2 lbs russet potatoes
½ cup half and half
3 oz butter
2 egg yolks
1 tsp sea or kosher salt
Fresh ground black pepper to taste


2 Tbl canola oil
1 cup chopped onion
2 peeled carrots, diced
2 garlic cloves, minced
1 ½ lbs ground lamb
1 tsp salt
Fresh ground black pepper
2 Tbl flour
2 tsp tomato paste
1 cup chicken broth
1 tsp Worcestershire sauce
2 tsp fresh chopped rosemary
1 tsp fresh chopped thyme
½ cup fresh or frozen corn
½ cup fresh or frozen peas


Peel potatoes and dice. Put in a 2-quart pan and cover with cold water. Bring to a boil, decrease heat to a simmer and cook until tender. Mash potatoes. Add half and half, butter, salt, and pepper and mash until smooth. Thoroughly whisk in yolks.

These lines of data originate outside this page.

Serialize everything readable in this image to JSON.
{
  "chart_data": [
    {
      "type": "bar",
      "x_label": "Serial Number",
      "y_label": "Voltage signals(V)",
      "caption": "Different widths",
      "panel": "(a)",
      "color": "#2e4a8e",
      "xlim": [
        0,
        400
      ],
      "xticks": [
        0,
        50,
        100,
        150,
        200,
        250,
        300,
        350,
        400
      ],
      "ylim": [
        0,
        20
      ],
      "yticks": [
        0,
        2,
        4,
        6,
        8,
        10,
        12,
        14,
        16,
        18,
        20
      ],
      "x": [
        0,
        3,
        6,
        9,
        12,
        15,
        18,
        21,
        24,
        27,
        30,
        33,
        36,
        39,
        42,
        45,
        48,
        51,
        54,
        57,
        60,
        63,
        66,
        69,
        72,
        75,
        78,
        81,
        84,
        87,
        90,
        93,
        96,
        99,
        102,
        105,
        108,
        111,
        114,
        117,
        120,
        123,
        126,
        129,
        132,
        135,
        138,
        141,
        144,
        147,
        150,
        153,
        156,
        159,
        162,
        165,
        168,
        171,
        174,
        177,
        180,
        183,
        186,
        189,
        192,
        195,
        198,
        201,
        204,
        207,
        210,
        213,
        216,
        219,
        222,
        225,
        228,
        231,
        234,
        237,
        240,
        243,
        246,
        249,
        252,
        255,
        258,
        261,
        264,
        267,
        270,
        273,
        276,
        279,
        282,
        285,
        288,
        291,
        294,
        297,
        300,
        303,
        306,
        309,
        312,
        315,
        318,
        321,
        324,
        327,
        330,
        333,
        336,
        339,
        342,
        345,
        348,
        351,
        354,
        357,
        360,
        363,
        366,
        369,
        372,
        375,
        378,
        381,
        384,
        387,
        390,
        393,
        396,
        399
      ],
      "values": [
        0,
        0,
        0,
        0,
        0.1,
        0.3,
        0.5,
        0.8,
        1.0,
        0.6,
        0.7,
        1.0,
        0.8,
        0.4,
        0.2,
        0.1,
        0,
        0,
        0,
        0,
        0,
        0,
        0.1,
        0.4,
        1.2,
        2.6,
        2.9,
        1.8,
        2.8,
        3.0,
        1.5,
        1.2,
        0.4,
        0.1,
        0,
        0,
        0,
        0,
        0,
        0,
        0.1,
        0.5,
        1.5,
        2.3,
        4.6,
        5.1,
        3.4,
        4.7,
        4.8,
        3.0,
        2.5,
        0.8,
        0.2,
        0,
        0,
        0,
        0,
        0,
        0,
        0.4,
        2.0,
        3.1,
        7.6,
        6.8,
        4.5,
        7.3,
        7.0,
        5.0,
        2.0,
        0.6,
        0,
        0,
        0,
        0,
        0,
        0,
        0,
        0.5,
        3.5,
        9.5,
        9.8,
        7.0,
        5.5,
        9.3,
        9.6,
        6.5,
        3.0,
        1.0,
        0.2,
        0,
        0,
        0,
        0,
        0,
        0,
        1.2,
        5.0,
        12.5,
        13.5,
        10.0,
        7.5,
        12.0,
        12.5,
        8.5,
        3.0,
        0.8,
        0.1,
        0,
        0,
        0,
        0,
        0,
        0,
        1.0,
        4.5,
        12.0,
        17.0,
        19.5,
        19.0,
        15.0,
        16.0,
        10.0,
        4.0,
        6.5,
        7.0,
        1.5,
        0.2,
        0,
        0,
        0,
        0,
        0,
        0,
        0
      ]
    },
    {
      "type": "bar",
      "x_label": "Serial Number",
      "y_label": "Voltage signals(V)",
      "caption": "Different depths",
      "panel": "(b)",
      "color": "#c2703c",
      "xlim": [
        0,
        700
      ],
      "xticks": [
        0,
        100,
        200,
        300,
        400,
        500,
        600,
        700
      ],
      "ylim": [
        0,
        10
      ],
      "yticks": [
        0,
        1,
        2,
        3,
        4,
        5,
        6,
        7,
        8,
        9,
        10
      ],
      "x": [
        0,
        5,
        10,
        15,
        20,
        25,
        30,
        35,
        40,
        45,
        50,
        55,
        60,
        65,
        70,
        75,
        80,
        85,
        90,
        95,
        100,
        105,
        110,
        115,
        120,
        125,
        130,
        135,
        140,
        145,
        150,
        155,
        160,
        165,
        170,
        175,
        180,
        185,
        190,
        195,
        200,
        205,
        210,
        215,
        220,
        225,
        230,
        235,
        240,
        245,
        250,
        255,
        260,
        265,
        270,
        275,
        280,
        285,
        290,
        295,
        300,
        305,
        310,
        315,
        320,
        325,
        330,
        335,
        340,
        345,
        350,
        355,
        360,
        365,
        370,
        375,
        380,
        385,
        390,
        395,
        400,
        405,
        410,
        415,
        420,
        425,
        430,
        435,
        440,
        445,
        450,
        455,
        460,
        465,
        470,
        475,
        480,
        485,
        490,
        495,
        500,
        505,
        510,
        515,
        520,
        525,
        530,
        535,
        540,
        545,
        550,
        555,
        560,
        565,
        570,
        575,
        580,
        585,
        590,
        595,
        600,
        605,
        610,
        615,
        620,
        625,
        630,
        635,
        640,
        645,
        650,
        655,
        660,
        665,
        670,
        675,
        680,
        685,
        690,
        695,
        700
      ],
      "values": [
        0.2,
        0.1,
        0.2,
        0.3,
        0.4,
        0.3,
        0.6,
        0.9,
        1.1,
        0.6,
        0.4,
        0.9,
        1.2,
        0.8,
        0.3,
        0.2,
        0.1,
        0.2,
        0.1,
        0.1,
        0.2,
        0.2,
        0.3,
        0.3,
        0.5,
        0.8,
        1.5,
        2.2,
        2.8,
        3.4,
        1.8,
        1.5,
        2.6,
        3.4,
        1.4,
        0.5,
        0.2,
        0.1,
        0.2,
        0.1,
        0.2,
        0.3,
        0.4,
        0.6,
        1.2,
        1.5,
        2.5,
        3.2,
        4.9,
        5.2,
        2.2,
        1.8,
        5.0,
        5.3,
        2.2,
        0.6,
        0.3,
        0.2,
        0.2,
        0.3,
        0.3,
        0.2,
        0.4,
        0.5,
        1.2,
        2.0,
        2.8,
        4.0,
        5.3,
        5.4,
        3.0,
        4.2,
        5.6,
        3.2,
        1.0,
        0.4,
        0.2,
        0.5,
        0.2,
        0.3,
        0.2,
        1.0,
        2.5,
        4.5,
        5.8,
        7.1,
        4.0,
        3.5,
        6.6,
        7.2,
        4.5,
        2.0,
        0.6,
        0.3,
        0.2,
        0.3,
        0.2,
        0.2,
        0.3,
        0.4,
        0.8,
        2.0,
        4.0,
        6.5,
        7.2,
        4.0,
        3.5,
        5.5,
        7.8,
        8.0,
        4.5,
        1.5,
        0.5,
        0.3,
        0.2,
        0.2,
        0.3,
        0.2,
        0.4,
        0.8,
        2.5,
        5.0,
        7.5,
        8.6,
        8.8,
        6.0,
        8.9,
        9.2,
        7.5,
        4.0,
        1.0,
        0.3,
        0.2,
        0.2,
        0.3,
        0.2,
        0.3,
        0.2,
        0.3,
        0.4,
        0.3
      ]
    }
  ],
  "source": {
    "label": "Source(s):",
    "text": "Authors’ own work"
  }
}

Preheat oven to 400 degrees. Add canola to a large skillet. Set on medium heat. Add onions and carrots. Stirring occasionally, sauté until onions become opaque, 3 minutes. Add garlic, lamb, salt and pepper stirring occasionally. When lamb is browned, 3-4 minutes, sprinkle flour, stir, and cook another minute. Add tomato paste, chicken broth, Worcestershire, rosemary, and stir. Simmer for 12-14 minutes until sauce begins to thicken. Add corn and peas. Spread evenly in a 9X9 baking dish, cover with mashed potatoes, using a spatula to make sure topping goes completely to the edges and is smooth. Place on a baking sheet on the center shelf of the oven until potatoes begin to brown, 25-30 minutes. Cool for 15-20 minutes. Enjoy.

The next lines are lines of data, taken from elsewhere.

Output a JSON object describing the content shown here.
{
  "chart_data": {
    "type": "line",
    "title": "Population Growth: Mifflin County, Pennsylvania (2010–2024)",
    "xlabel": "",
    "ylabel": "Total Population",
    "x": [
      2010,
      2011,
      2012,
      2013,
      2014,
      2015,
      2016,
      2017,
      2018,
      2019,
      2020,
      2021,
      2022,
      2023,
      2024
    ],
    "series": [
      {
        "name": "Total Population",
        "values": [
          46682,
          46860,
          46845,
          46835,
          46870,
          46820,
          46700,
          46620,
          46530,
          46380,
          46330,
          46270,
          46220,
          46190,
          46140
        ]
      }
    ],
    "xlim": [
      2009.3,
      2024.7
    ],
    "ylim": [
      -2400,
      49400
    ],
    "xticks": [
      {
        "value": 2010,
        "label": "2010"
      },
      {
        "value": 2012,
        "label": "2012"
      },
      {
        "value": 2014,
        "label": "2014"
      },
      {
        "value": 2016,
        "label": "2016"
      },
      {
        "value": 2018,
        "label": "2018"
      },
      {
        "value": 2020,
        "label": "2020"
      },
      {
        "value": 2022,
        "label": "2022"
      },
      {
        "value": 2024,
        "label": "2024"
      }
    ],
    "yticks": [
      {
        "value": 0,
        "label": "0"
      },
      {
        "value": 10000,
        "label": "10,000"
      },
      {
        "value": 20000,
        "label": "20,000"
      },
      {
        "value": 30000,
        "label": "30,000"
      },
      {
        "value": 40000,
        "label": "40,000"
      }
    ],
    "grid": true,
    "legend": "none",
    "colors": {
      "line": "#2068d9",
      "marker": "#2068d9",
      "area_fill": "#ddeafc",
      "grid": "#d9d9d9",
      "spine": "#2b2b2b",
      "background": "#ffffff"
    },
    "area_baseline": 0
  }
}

(This recipe is a variation of an Alton Brown recipe. If you can‘t find lamb feel to use ground beef in its place.)

Irish Soda Bread

3 ½ cups flour
½ cup sugar
½ tsp baking soda
2 tsp baking powder
1 tsp salt
1 pint sour cream
2 eggs
2 Tbl caraway seeds (optional)
¾ cup golden raisins

Preheat oven to 350 degrees. Soak raisins for 30 minutes in warm water to plump. Mix all dry ingredients together in a large bowl. In a small bowl, beat eggs and stir in sour cream. Add to flour mixture and stir well wit a wooden spoon. It will get thick. Drain raisins and add with caraway (if using) and knead with until incorporated. Place batter in a greased 9-inch spring form pan. Sprinkle a little flour on top and pat the batter so it lies evenly in the pan. Use a knife to make a shallow crisscross on top. Bake for 50 minutes.

Guinness Cake

4 oz unsalted butter
10 oz dark brown sugar
2 large eggs, beaten
6 oz flour
1/4 tsp baking powder
1 tsp baking soda
7 fluid oz Guinness
2 oz cocoa powder

4 oz semi sweet chocolate
2 Tbl Guiness
2 oz butter
4 oz sifted icing sugar
1 oz finely chopped walnuts (optional)

Preheat oven to 350 degrees. Grease a 10-inch spring form pan. Cream butter and sugar together. Beat in eggs. In a separate bowl, sift in flour, baking powder and soda. In another bowl, stir Guinness into cocoa. Alternately fold half quantities of flour and cocoa into butter mixture. Spread mixture into pan and bake 30-35 minutes until a tooth inserted in center comes out clean. Let cool 10 minutes before opening pan. For icing, melt chocolate with Guinness, beat in butter, cool a little and then beat in icing sugar.

Remove 1/4 of the icing and stir in walnuts (if using) to the remainder. When icing is cooled to being spread able, coat top of cake with walnut mixture and coat sides with the 1/4 chocolate mixture.